Genetics-And-Evolution-Molecular-Basis-Of-Inheritance-7

The RNA Transcript for the Following DNA Template: 3’ - TACGGA - 5'

  • The RNA transcript for the given DNA template would be: 5’ - AUGCCU - 3’. This is because in RNA, uracil (U) replaces thymine (T) when pairing with adenine (A), cytosine (C) pairs with guanine (G), and the directionality is from 5’ to 3'.

The Role of Sigma Factor in Transcription

  • Sigma factor is a protein in prokaryotes that plays a crucial role in transcription initiation. It helps RNA polymerase recognize the promoter region of DNA and initiate transcription at the correct site. Sigma factor acts as a transcription initiation factor by guiding RNA polymerase to the promoter.

Transcription of Protein-Coding Gene

  • Transcription of a protein-coding gene is the process of copying the genetic information from the DNA of the gene into an mRNA molecule. This mRNA serves as a template for protein synthesis during translation.
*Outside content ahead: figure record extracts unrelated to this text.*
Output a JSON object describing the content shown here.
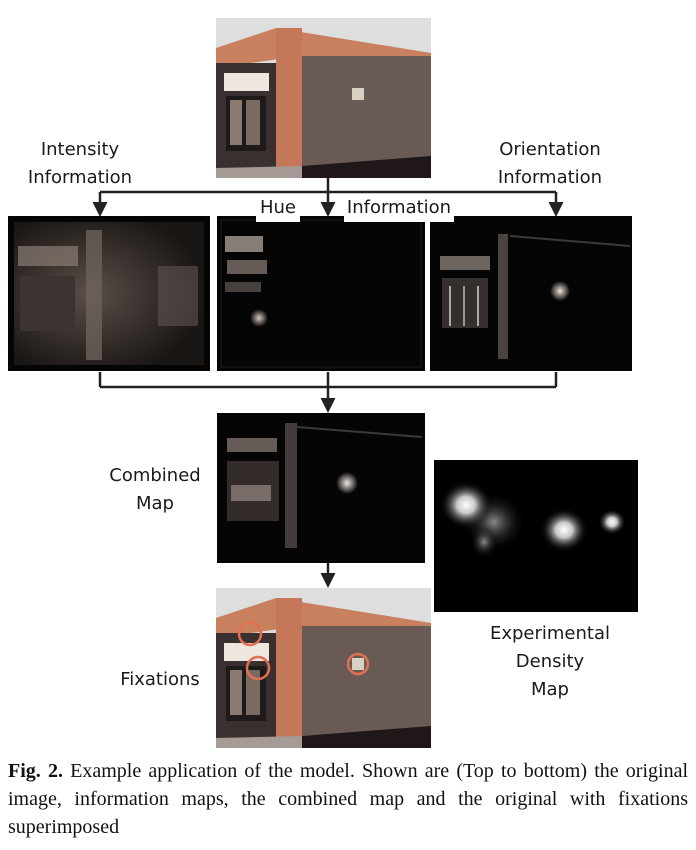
{
  "labels": {
    "intensity": [
      "Intensity",
      "Information"
    ],
    "orientation": [
      "Orientation",
      "Information"
    ],
    "hue": "Hue",
    "information": "Information",
    "combined": [
      "Combined",
      "Map"
    ],
    "fixations": "Fixations",
    "density": [
      "Experimental",
      "Density",
      "Map"
    ]
  },
  "caption": {
    "fig_label": "Fig. 2.",
    "text": "Example application of the model. Shown are (Top to bottom) the original image, information maps, the combined map and the original with fixations superimposed"
  }
}
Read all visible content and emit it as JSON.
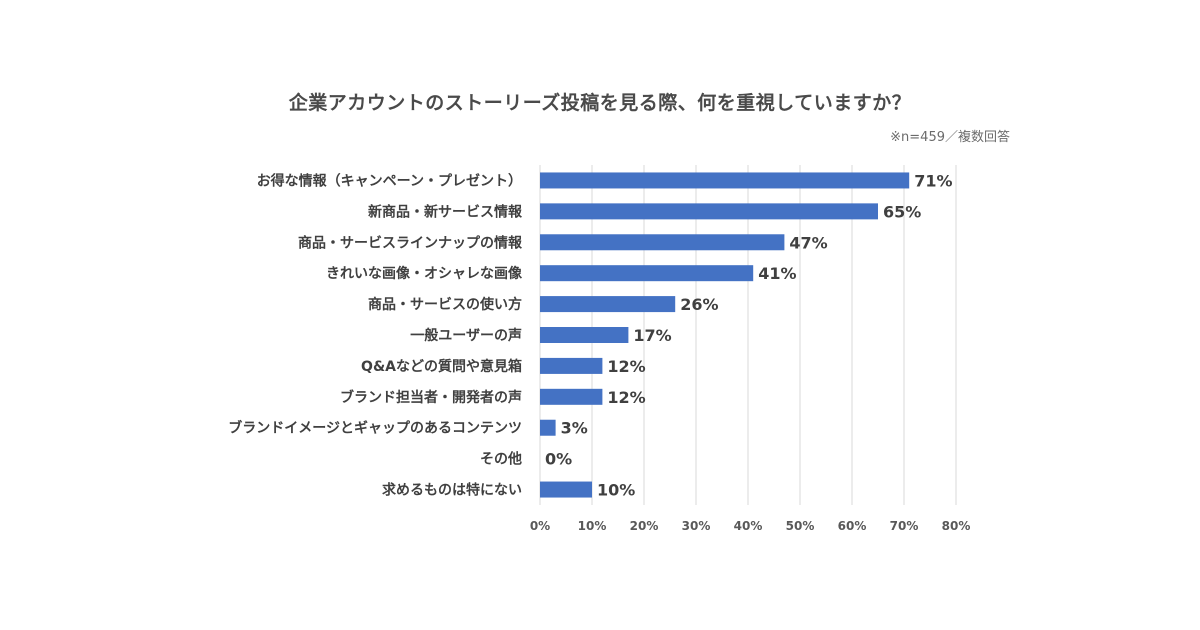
{
  "chart_data": {
    "type": "bar",
    "orientation": "horizontal",
    "title": "企業アカウントのストーリーズ投稿を見る際、何を重視していますか？",
    "note": "※n=459／複数回答",
    "categories": [
      "お得な情報（キャンペーン・プレゼント）",
      "新商品・新サービス情報",
      "商品・サービスラインナップの情報",
      "きれいな画像・オシャレな画像",
      "商品・サービスの使い方",
      "一般ユーザーの声",
      "Q&Aなどの質問や意見箱",
      "ブランド担当者・開発者の声",
      "ブランドイメージとギャップのあるコンテンツ",
      "その他",
      "求めるものは特にない"
    ],
    "values": [
      71,
      65,
      47,
      41,
      26,
      17,
      12,
      12,
      3,
      0,
      10
    ],
    "value_labels": [
      "71%",
      "65%",
      "47%",
      "41%",
      "26%",
      "17%",
      "12%",
      "12%",
      "3%",
      "0%",
      "10%"
    ],
    "xlim": [
      0,
      80
    ],
    "xticks": [
      0,
      10,
      20,
      30,
      40,
      50,
      60,
      70,
      80
    ],
    "xtick_labels": [
      "0%",
      "10%",
      "20%",
      "30%",
      "40%",
      "50%",
      "60%",
      "70%",
      "80%"
    ],
    "grid": true,
    "bar_color": "#4472C4",
    "grid_color": "#d9d9d9"
  }
}
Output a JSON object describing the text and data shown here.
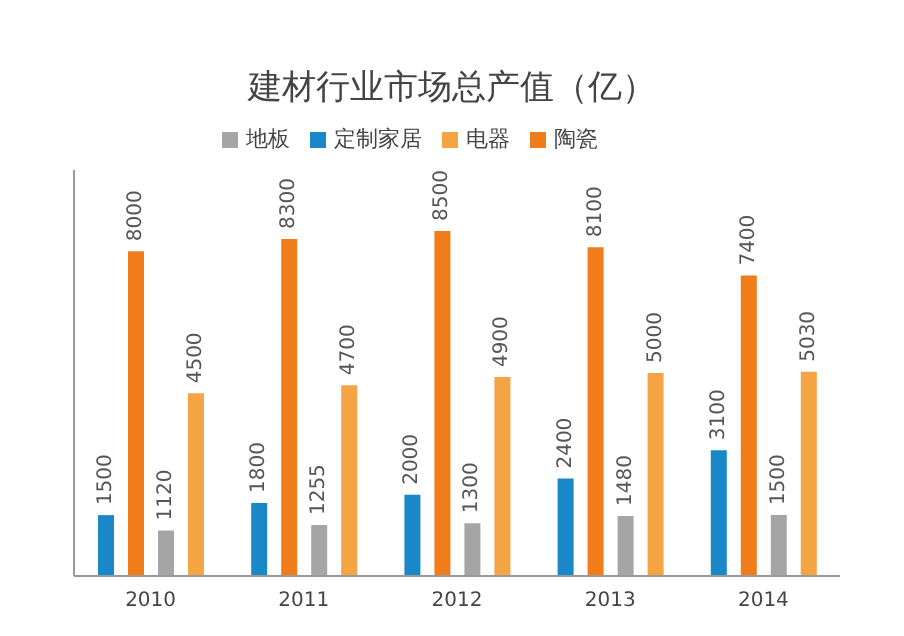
{
  "chart_data": {
    "type": "bar",
    "title": "建材行业市场总产值（亿）",
    "categories": [
      "2010",
      "2011",
      "2012",
      "2013",
      "2014"
    ],
    "series": [
      {
        "name": "定制家居",
        "color": "#1a87c8",
        "values": [
          1500,
          1800,
          2000,
          2400,
          3100
        ]
      },
      {
        "name": "陶瓷",
        "color": "#f07d1a",
        "values": [
          8000,
          8300,
          8500,
          8100,
          7400
        ]
      },
      {
        "name": "地板",
        "color": "#a5a5a5",
        "values": [
          1120,
          1255,
          1300,
          1480,
          1500
        ]
      },
      {
        "name": "电器",
        "color": "#f5a443",
        "values": [
          4500,
          4700,
          4900,
          5000,
          5030
        ]
      }
    ],
    "ylim": [
      0,
      10000
    ],
    "tick_labels": "x",
    "data_labels": true,
    "legend": "top",
    "grid": false
  }
}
Promoter of Protein-Coding Region DNA

  • The promoter of a protein-coding region DNA is a specific DNA sequence located upstream (towards the 5’ end) of the gene. It contains essential regulatory elements and serves as the binding site for RNA polymerase and transcription factors. The promoter region is crucial for initiating transcription.

Promoter Proximal Element

  • The promoter proximal element is a regulatory DNA sequence located close to the promoter region of a gene. It contains binding sites for transcription factors that can influence the rate of transcription initiation. The presence and binding of transcription factors to the promoter proximal element can enhance or repress gene expression.

Structure of Mature mRNA

  • Mature mRNA has a specific structure:
    • 5’ Cap: A 7-methylguanosine cap is added to the 5’ end of the mRNA. This cap is essential for mRNA stability and translation initiation.
    • Coding Region (Exons): The coding region of the mRNA contains exons, which are the sequences that code for proteins.
    • 3’ Poly-A Tail: A polyadenine (poly-A) tail is added to the 3’ end of the mRNA. This tail is important for mRNA stability and export from the nucleus.

Production of Mature mRNA

  • The production of mature mRNA involves several steps:
    1. Transcription: RNA polymerase synthesizes a complementary RNA strand from the DNA template.
    2. Capping: A 7-methylguanosine cap is added to the 5’ end of the pre-mRNA.
    3. Polyadenylation: A poly-A tail is added to the 3’ end of the pre-mRNA.
    4. Splicing: Introns (non-coding regions) are removed, and exons (coding regions) are joined together to form the mature mRNA.

5’ Modification (Capping)

  • The 5’ modification, also known as capping, involves adding a 7-methylguanosine cap to the 5’ end of the pre-mRNA. This cap serves several functions:
    • Protects the mRNA from degradation by exonucleases.
    • Facilitates mRNA export from the nucleus.
    • Aids in translation initiation by interacting with translation factors.

Processing of Pre-mRNA to Mature mRNA

  • Processing of pre-mRNA to mature mRNA includes the following steps:
    1. Capping: Addition of a 7-methylguanosine cap to the 5’ end.
    2. Polyadenylation: Addition of a poly-A tail to the 3’ end.
    3. Splicing: Removal of introns (non-coding regions) and joining of exons (coding regions).
    4. Transport: Export of mature mRNA from the nucleus to the cytoplasm for translation.

Steps of Pre-mRNA Processing

  • The steps of pre-mRNA processing include:
    1. Transcription: RNA polymerase synthesizes the pre-mRNA.
    2. Capping: Addition of a 7-methylguanosine cap to the 5’ end.
    3. Polyadenylation: Addition of a poly-A tail to the 3’ end.
    4. Splicing: Removal of introns and joining of exons.
    5. Transport: Export of mature mRNA to the cytoplasm for translation.